Last year US politician Bernie Sanders, a long-time advocate of holding the rich to account, floated a radical idea - the government should confiscate all wealth once it crosses the $US 1 billion-mark.
"Are you basically saying that once you get to US$999 million, the government should confiscate all the rest?" the Vermont Senator was asked on HBO Max, to which he said, "Yeah. You may disagree with me, but I think people can make it on $999 million... I think that they can survive just fine."
Special tax rates for the uber-rich are not a new topic.
Back in 2019, when Sanders was running for US President, he suggested the richest 0.1 per cent of US homes, i.e., with a net worth of over US$32 million should pay an extra one per cent, while those with wealth over $10 billion would pay eight per cent This, he said, would cut billionaires' wealth in half over 15 years and break up the concentration of wealth and power in the hands of the (very) few.
Over the years many countries have toyed with this idea and some have put it into practice.
Norway, for example, has a municipal and a national net wealth tax on people with net assets over a specific threshold. Switzerland, Spain, Bolivia, and Argentina all have some legislation on this topic.
Back to Musk and what he wants
Control.
In October Musk hinted he could leave, or take a back seat, if his ownership is not raised to give him the control he craves, in a dystopian, science-fiction alternate reality, over a "robot army".
"It's not like I'm going to spend the money," he said on a conference call, AFP reported, "It's just if we build this robot army, (I want to) have at least a strong influence over that robot army."
He appeared serious about that, telling shareholders he expects around 80 per cent of Tesla's value to come from Optimus robots, referring to under-development humanoid robotic devices.
He also called Tesla's potential growth "nearly boundless", and said it would beome the most valuable company in the world, if it delivers on its vision for autonomous driving and Artificial Intelligence.

Optimus robots are central to Musk's vision of a world driven by AI. Credit: tesla.com
Bizarre comments, one could argue, are Musk's stock-in-trade. So, here's another. In that same October earnings call, he raved about "corporate terrorists" and being "ousted", a response to proxy advisory firms like Glass, Lewis & Co. urging shareholders to reject the trillion-dollar package.
Overall, 'control' is a theme that figures in Musk's world, and he has often argued for more of that for himself in companies he runs, including X, one of the world's most influential social media platforms.
And what Tesla Wants
Musk.
Corporate-speak from the company in early October called the package a 'performance-driven, long-term incentive aligned with Tesla's ambitious growth objectives', which include increasing vehicle production to 20 million annually.

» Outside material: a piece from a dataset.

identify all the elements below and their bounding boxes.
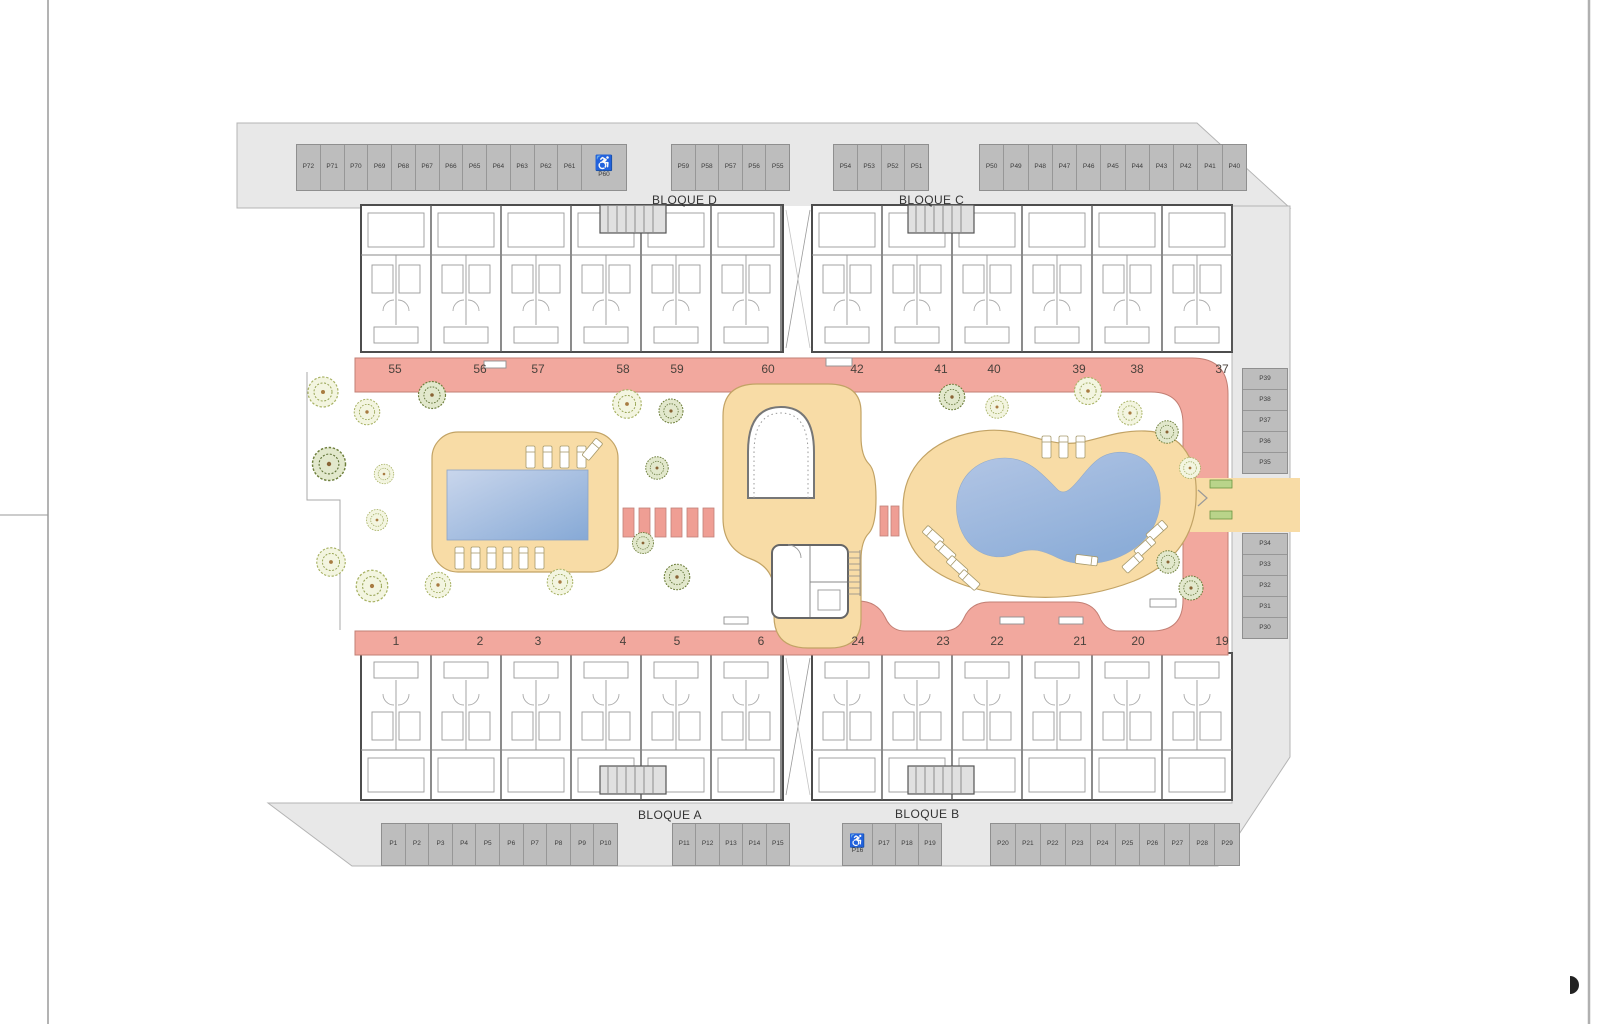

Musk is the key to these goals, the company said.
The company has thrown its weight behind this proposal. Tesla Chair Robin Denholm appeared on major US television channels to sell the plan, despite criticism over dropping car sales.

Tesla's Model Y (File).
"Without Elon, Tesla could lose significant value, as our company may no longer be valued for what we aim to become: a transformative force reimagining the fundamental building blocks of mobility, energy and labor," Denholm said in an October 27 message to shareholders.
But to get what it wants, Tesla must negotiate market and product challenges and from within, after Norway's sovereign wealth fund, one of its largest shareholders, said 'no'. Glass Lewis and another advisory firm, Institutional Shareholder Services, have urged voters to say 'no' to.
Tesla has, however, pointed out the package's structure doesn't give Musk all of the control immediately. Instead, it gives him voting rights incrementally as each of 12 milestones are met.
This, it has argued, retains oversight with the shareholders.